Carel Fabritius, The Goldfinch (1654). Courtesy Mauritshuis Royal Picture Gallery, The Hague.
Carel Fabritius, The Goldfinch (1654). Courtesy Mauritshuis Royal Picture Gallery, The Hague.

Donna Tartt’s mega-best seller and art world favorite, The Goldfinch, is headed to the silver screen. According to the BBC, Warner Brothers has acquired the rights to turn the Pulitzer Prize winning novel into a film.

The film will reportedly be directed by Brett Ratner, best known for the Rush Hour film series. The move suggests a more action-oriented distillation of the hefty book’s 784 pages. Earlier this month, Vanity Fair reported that the production team behind the best seller turned box office hit series The Hunger Games, was shopping around a TV or cinematic adaptation of The Goldfinch.

Tartt’s third novel centers on the story of 13-year-old Theo Decker whose mother is killed in a terrorist attack on the Metropolitan Museum of Art while the pair are visiting. He then steals the artwork for which the novel is named, Carel FabritiusThe Goldfinch (1654) in the ensuing frenzy and spends the next 14 years of his life hiding the masterpiece. The painting actually hangs in the newly-renovated Mauritshuis Museum in the Hague.

Aside from the Pulitzer Prize, Tartt’s book, which she reportedly spent 11 years writing, was named Amazon’s 2013 book of the year and has been on the New York Times bestseller list for 39 weeks. The Times’ Michiko Kakutani called it, “a glorious Dickensian novel, a novel that pulls together all [Tartt’s] remarkable storytelling talents into a rapturous, symphonic whole.”
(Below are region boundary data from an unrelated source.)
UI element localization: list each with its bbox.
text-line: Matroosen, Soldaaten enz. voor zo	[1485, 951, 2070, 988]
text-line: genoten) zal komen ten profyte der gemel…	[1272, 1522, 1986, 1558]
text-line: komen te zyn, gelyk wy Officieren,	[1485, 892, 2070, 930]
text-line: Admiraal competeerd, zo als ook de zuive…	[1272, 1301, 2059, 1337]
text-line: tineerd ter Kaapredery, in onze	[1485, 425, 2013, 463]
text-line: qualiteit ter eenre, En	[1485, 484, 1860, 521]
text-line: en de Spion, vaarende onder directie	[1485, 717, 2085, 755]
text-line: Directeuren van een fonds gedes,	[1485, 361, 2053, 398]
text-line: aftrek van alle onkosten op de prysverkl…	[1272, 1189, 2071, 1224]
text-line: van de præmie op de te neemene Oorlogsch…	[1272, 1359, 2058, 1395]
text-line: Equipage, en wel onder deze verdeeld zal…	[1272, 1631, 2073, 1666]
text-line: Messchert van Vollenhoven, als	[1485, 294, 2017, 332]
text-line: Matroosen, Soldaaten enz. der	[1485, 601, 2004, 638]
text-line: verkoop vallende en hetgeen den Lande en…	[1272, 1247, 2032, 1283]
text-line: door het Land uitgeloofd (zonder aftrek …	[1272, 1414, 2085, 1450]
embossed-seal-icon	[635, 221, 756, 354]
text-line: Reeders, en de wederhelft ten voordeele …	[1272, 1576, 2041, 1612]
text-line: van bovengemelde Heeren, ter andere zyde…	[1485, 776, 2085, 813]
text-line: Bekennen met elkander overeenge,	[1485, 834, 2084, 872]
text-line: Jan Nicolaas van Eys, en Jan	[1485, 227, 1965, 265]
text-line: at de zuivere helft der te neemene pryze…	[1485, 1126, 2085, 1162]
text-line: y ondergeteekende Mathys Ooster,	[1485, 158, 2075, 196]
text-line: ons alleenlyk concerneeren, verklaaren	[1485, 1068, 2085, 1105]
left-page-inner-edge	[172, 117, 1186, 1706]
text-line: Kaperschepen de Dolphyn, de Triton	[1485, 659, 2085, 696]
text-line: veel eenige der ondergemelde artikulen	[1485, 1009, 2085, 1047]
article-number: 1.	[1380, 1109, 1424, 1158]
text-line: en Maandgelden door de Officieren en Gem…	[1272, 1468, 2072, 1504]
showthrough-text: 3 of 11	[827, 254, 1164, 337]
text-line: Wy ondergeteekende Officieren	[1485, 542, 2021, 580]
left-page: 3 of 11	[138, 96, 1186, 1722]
But not all critics have been as generous. The New Yorker’s James Wood wrote that the novel’s, “tone, language, and story belong in children’s literature.” And Francine Prose, baffled at the book’s clichés wrote, “I found myself wondering, ‘Doesn’t anyone care how something is written anymore?’” in the New York Review of Books.

Don’t go scrambling to secure opening night seats to the film just yet. The public gusto behind The Goldfinch may nearly assure that Warner Brother’s newly-purchased rights get used for production. But adapting such a monstrous novel into a couple hours of film is no overnight task. And, it wouldn’t be the first Tartt novel to get optioned by Hollywood and left to languish: film rights for her debut book The Secret History were also purchased by Warner Brothers, which has thus far not pursued production.